For so many survivors of abuse, it became a survival skill to learn not to say no. We are often so fearful of being hurt further that we train ourselves to stop saying no to our abusers. Over time, or even with a single instance of abuse, we grow to fear saying no to other people, too. After seeing the dark side of humanity, after experiencing abuse, we often lose our self-confidence, making it even more difficult for us to say no. Also, especially for those abused as children, we grow to feel an enormous responsibility for others' emotions - that their happiness relies on us. Sometimes, on top of everything else, saying no feels like we're hurting someone else or depriving them of happiness. Often, we end up sacrificing our own wants out of a combination of all of these things.
For many of us, this might have led into unwanted relationships, unwanted sex, possibly even drug or alcohol use because we feel that we must do those things or fear retribution. The instinct to comply is a very, very hard one to shake - as it had indeed become a survival tactic, and saying no feels like you're putting yourself in danger.
But - there are ways to learn to say no, to regain that confidence, while acknowledging why your brain instilled that instinct into you. The best way to start is always to start small. Start by saying no in a relatively safe environment. For example - if you're out eating at a restaurant, say no to extra fries or coleslaw, or say no to lemon in your water. Practice saying no in an environment where the worst consequence is that your water won't be lemony. I know how silly it sounds, but practice it.
When you gain some confidence, try the next step up - say no or 'no thank you' when someone you know offers you a glass of water or something.
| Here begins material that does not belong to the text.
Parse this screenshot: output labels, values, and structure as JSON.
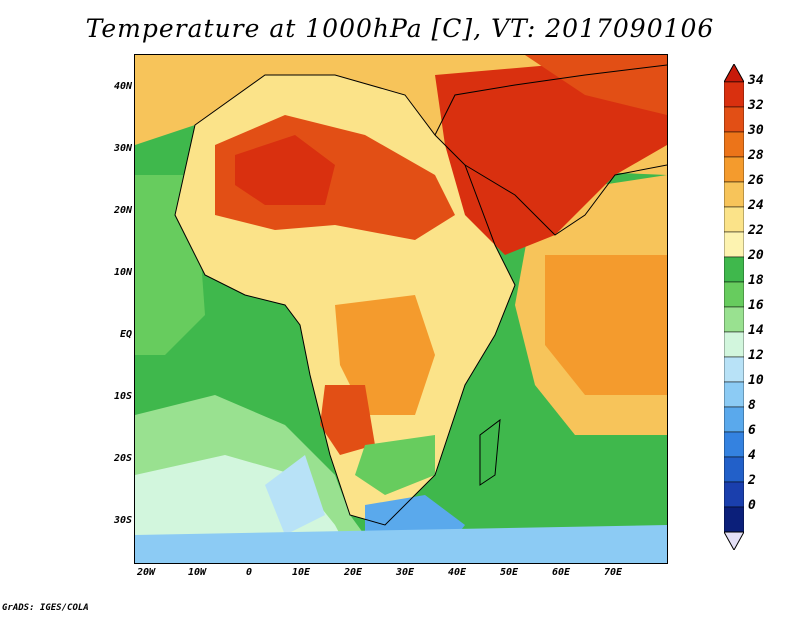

Move from being in an impersonal place to a personal one, but still, start small. Over time, keep bumping up the level to which you say no (and remember, you can change your mind immediately after you say no if you want to!), until you feel a bit more confident. As silly as it sounds, practicing is a great way to build confidence and reclaim some of your rights to your wants and needs.
So this week's questions are:
- Do you have difficulty saying no? If so, what is the hardest thing to say no to?
- Do you fear specific consequences when saying no?
- What are some safe places for you to practice saying no?